Lors de la conception de l'évaluation, les enseignants sont appelés à penser comme des détectives travaillant sur la base de preuves.
 

   Définir les preuves 

Une fois les objectifs d'apprentissage clarifiés et les questions essentielles formulées, l'étape suivante possible est de se poser cette question :
« Si connaître le contenu à enseigner était une chose rendue obligatoire par la loi, quelles sont les preuves qui permettraient à un élève de prouver qu'il a obéi et qu'il est en règle ? »
 
detectiveEn d'autres termes, l'évaluation peut être considérée comme le fait de collecter des éléments de preuve qui, réunis, permettent de vérifier si les élèves ont atteint les objectifs d'apprentissage et/ou peuvent répondre aux questions essentielles.
Pour pouvoir le prouver, mes élèves ont-ils par exemple besoin ...
  • d'exécuter une tâche ou de manifester une compétence donnée dans un contexte réel ?
  • de concevoir ou créer un produit qui réponde à un besoin spécifique ?
  • de fournir une réponse claire et complète à une question ?
  • d'appliquer un principe ou une compétence dans un contexte inconnu ?
  • de résoudre ou de proposer une solution justifiée à un problème du monde réel ?

 

   Réunir les preuves 

Après avoir identifié le type de preuves requises pour démontrer les progrès réalisés, le travail de conception de l'évaluation peut commencer. Il s'agira pour vous de créer une tâche dont l'accomplissement fournira exactement le type de preuves identifié. Profitez-en pour intégrer une certaine flexibilité dans la tâche d'évaluation, afin de donner l'occasion aux élèves de choisir la manière de produire ces preuves en fonction de leurs points forts et de leurs centres d'intérêts. Cela leur permet de s'investir davantage dans la tâche et donc de renforcer la qualité des preuves produites.

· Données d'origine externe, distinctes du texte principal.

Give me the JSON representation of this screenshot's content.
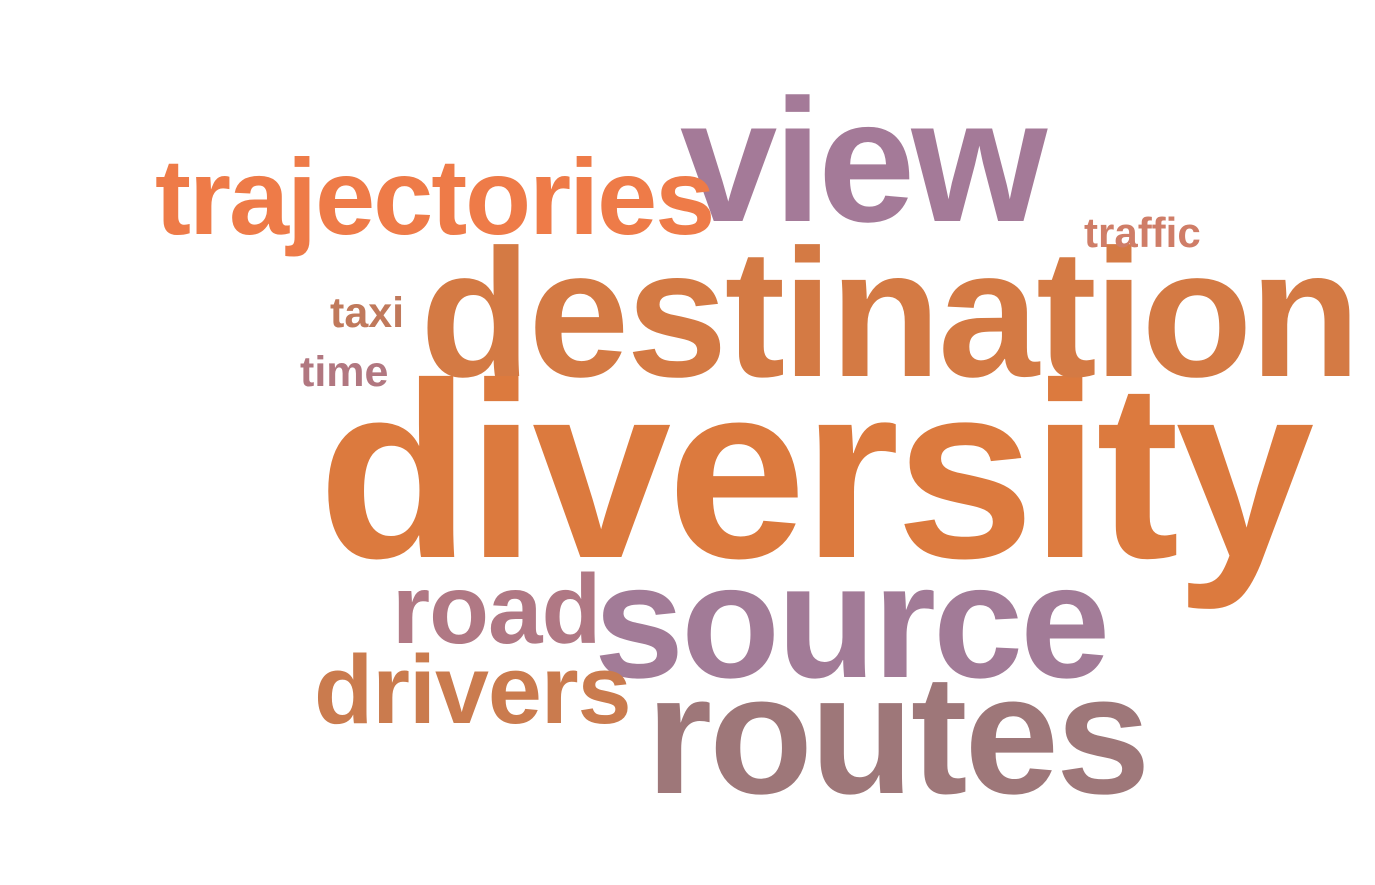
{
  "words": [
    {
      "key": "diversity",
      "text": "diversity",
      "color": "#dc7a3e"
    },
    {
      "key": "destination",
      "text": "destination",
      "color": "#d47a44"
    },
    {
      "key": "view",
      "text": "view",
      "color": "#a47a98"
    },
    {
      "key": "source",
      "text": "source",
      "color": "#a27b97"
    },
    {
      "key": "routes",
      "text": "routes",
      "color": "#9e7779"
    },
    {
      "key": "trajectories",
      "text": "trajectories",
      "color": "#ee7b48"
    },
    {
      "key": "road",
      "text": "road",
      "color": "#b07884"
    },
    {
      "key": "drivers",
      "text": "drivers",
      "color": "#ca7b4e"
    },
    {
      "key": "traffic",
      "text": "traffic",
      "color": "#cf7d67"
    },
    {
      "key": "taxi",
      "text": "taxi",
      "color": "#c0795b"
    },
    {
      "key": "time",
      "text": "time",
      "color": "#b17780"
    }
  ]
}
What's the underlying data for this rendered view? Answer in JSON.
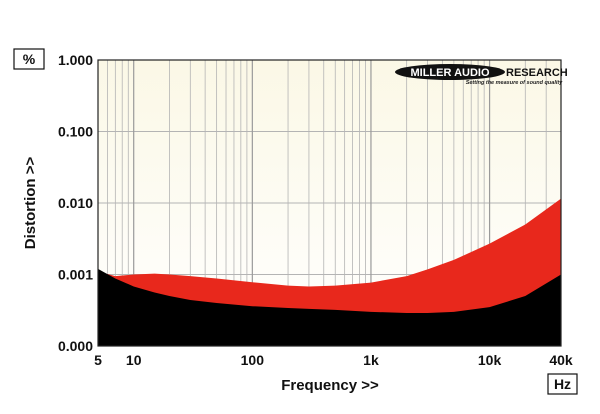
{
  "chart_data": {
    "type": "area",
    "xlabel": "Frequency >>",
    "ylabel": "Distortion >>",
    "x_unit": "Hz",
    "y_unit": "%",
    "x_scale": "log",
    "y_scale": "log-ish (0.000 at baseline)",
    "xlim": [
      5,
      40000
    ],
    "ylim": [
      0,
      1
    ],
    "x_ticks": [
      {
        "value": 5,
        "label": "5"
      },
      {
        "value": 10,
        "label": "10"
      },
      {
        "value": 100,
        "label": "100"
      },
      {
        "value": 1000,
        "label": "1k"
      },
      {
        "value": 10000,
        "label": "10k"
      },
      {
        "value": 40000,
        "label": "40k"
      }
    ],
    "y_ticks": [
      {
        "value": 1.0,
        "label": "1.000"
      },
      {
        "value": 0.1,
        "label": "0.100"
      },
      {
        "value": 0.01,
        "label": "0.010"
      },
      {
        "value": 0.001,
        "label": "0.001"
      },
      {
        "value": 0.0,
        "label": "0.000"
      }
    ],
    "grid": true,
    "colors": {
      "red_area": "#e8281c",
      "black_area": "#000000",
      "background_top": "#fbf8e6",
      "background_bottom": "#ffffff",
      "grid": "#b4b4b4"
    },
    "series": [
      {
        "color": "#e8281c",
        "x": [
          5,
          7,
          10,
          15,
          20,
          30,
          50,
          100,
          200,
          300,
          500,
          1000,
          2000,
          3000,
          5000,
          10000,
          20000,
          40000
        ],
        "y": [
          0.0011,
          0.00095,
          0.001,
          0.00103,
          0.001,
          0.00095,
          0.00088,
          0.00078,
          0.0007,
          0.00068,
          0.0007,
          0.00077,
          0.00095,
          0.00118,
          0.0016,
          0.0027,
          0.005,
          0.0115
        ]
      },
      {
        "color": "#000000",
        "x": [
          5,
          7,
          10,
          15,
          20,
          30,
          50,
          100,
          200,
          300,
          500,
          1000,
          2000,
          3000,
          5000,
          10000,
          20000,
          40000
        ],
        "y": [
          0.0012,
          0.00088,
          0.00068,
          0.00056,
          0.0005,
          0.00044,
          0.0004,
          0.00036,
          0.00034,
          0.00033,
          0.00032,
          0.0003,
          0.00029,
          0.00029,
          0.0003,
          0.00035,
          0.0005,
          0.001
        ]
      }
    ]
  },
  "logo": {
    "main": "MILLER AUDIO",
    "side": "RESEARCH",
    "tagline": "Setting the measure of sound quality"
  }
}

Prenons pour exemple une étude du livre de l'Apocalypse. 

Objectifs d'apprentissage possibles : les élèves seront capables ...

• de décrire les principaux thèmes du livre de l'Apocalypse ;
• d'offrir une explication simple sur le rôle joué par le livre de l'Apocalypse dans la Bible.

 Question essentielle possible :

• Pourquoi les adolescents du 21ème siècle devraient-ils lire ce livre ? 
 

 Tâche d'évaluation possible :

• Développer un produit pour un public spécifique : Les élèves sont des commerciaux pour une maison d'édition dont le dernier livre en date s'appelle « Révélation ». Le travail consiste à concevoir une publicité encourageant les adolescents à acheter et à lire le livre, en suivant quelques lignes directrices de base et une grille d'évaluation.
 
Ce projet a réellement été proposé à une classe de Primaire, et les résultats ont été brillants ! Certains élèves ont produit des publicités de type magazine, d'autres ont opté pour des affiches de type tableau d'affichage, et d'autres encore ont créé des chefs-d'œuvre en ligne.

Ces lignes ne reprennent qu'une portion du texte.